This reflection was first shared by Ms. Stewart during our Ash Wednesday liturgy on March 2, 2022.
"My ninth graders can tell you how much I love country music. Mostly the old stuff—Hank Williams, Patsy Cline, Loretta, Johnny, Reba, Dolly (of course). And I’ve explained to them that what I love about it is that at that at its core, country music is about never getting over anything that has ever happened to you.
Country music dwells. It dwells on stories of regret, loss, guilt, shame, disappointment, and self-pity. It dwells on wounds that never close and grief that never resolves. That is, it dwells on feelings and experiences that most of us, most of the time, prefer not to think about. Like I said—never getting over anything that has ever happened to you. That’s my definition of country music.
Harlan Howard put it better. Howard defined country music as: “three chords and the truth.”
I’ve been thinking about this because I’ve been thinking about why it is that I love Ash Wednesday.
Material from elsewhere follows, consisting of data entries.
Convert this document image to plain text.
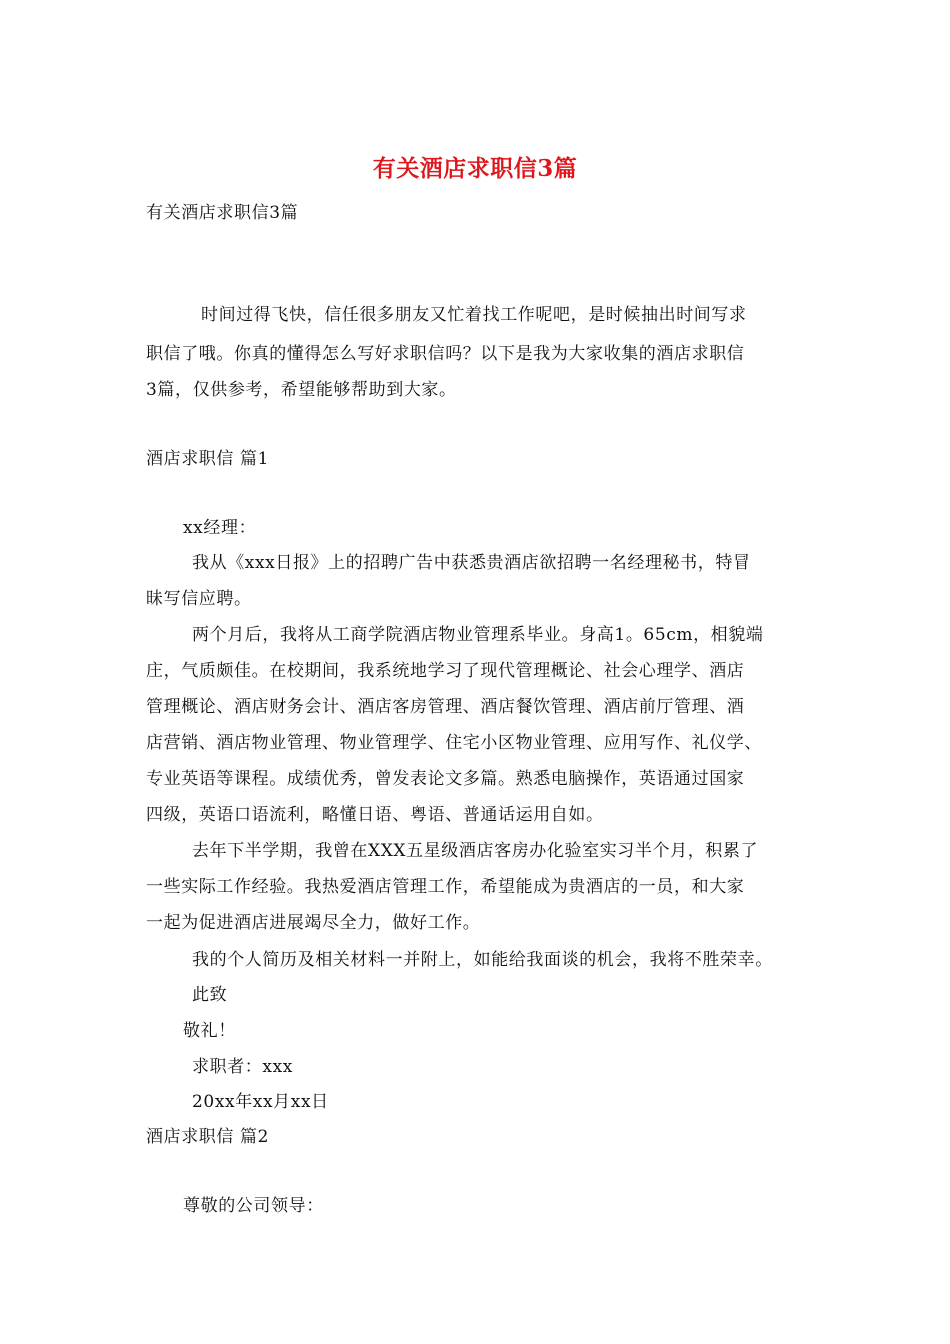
有关酒店求职信3篇
有关酒店求职信3篇
时间过得飞快，信任很多朋友又忙着找工作呢吧，是时候抽出时间写求
职信了哦。你真的懂得怎么写好求职信吗？以下是我为大家收集的酒店求职信
3篇，仅供参考，希望能够帮助到大家。
酒店求职信 篇1
xx经理：
我从《xxx日报》上的招聘广告中获悉贵酒店欲招聘一名经理秘书，特冒
昧写信应聘。
两个月后，我将从工商学院酒店物业管理系毕业。身高1。65cm，相貌端
庄，气质颇佳。在校期间，我系统地学习了现代管理概论、社会心理学、酒店
管理概论、酒店财务会计、酒店客房管理、酒店餐饮管理、酒店前厅管理、酒
店营销、酒店物业管理、物业管理学、住宅小区物业管理、应用写作、礼仪学、
专业英语等课程。成绩优秀，曾发表论文多篇。熟悉电脑操作，英语通过国家
四级，英语口语流利，略懂日语、粤语、普通话运用自如。
去年下半学期，我曾在XXX五星级酒店客房办化验室实习半个月，积累了
一些实际工作经验。我热爱酒店管理工作，希望能成为贵酒店的一员，和大家
一起为促进酒店进展竭尽全力，做好工作。
我的个人简历及相关材料一并附上，如能给我面谈的机会，我将不胜荣幸。
此致
敬礼！
求职者：xxx
20xx年xx月xx日
酒店求职信 篇2
尊敬的公司领导：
Because I do. I love Ash Wednesday. Some of it is aesthetic. You process up to a minister who stops you, looks you dead in the eye, tells you that one day you are going to snuff it, and smears ashes on your face. Say what you will about Catholicism—we do have style.
More than that, though, I love Ash Wednesday because what it asks us to do, and what it asks us to dwell on, is so valuable. Ash Wednesday asks us to dwell on feelings that most of us, most of the time, prefer not to think about. Ash Wednesday, fundamentally, asks us to tell the truth to ourselves.
And the two basic truths that we practice telling ourselves today are: (1) we are going to die, and (2) we are not always good.
Why those two truths? Why are they important, and why do we need to hear those two truths told together?
When we reflect on death, above all when we experience a death, the world changes. Our whole perspective shifts. We are reminded that our time here is limited, and it is precious.
When we reflect on sin, that also shifts our perspective. Sin is a word with a lot of baggage attached to it, but at the most basic level sin is about the things we do that turn us away from God and from what God wants for us—above all by turning us away from the love of other human beings.
The point of Ash Wednesday and of Lent isn’t to beat up on ourselves. That’s not constructive. Rather, reflecting on the ways we have turned away from God should prompt us to reflect on the sorts of people we do want to be, the relationships we do want to have, the world we do want to live in, the communities we do want to build.
That’s what Ash Wednesday, and the whole season of Lent, is about. It reminds us that, to borrow a line from WH Auden, “You shall love your crooked neighbor / With your crooked heart.”
We are reminded of all of this today, spookily and stylishly, with the imposition of ashes. And we continue to practice telling ourselves the truth throughout the season of Lent—so that we can renew our commitment to God and to the people around us.
Our time is short, and we’re all we’ve got."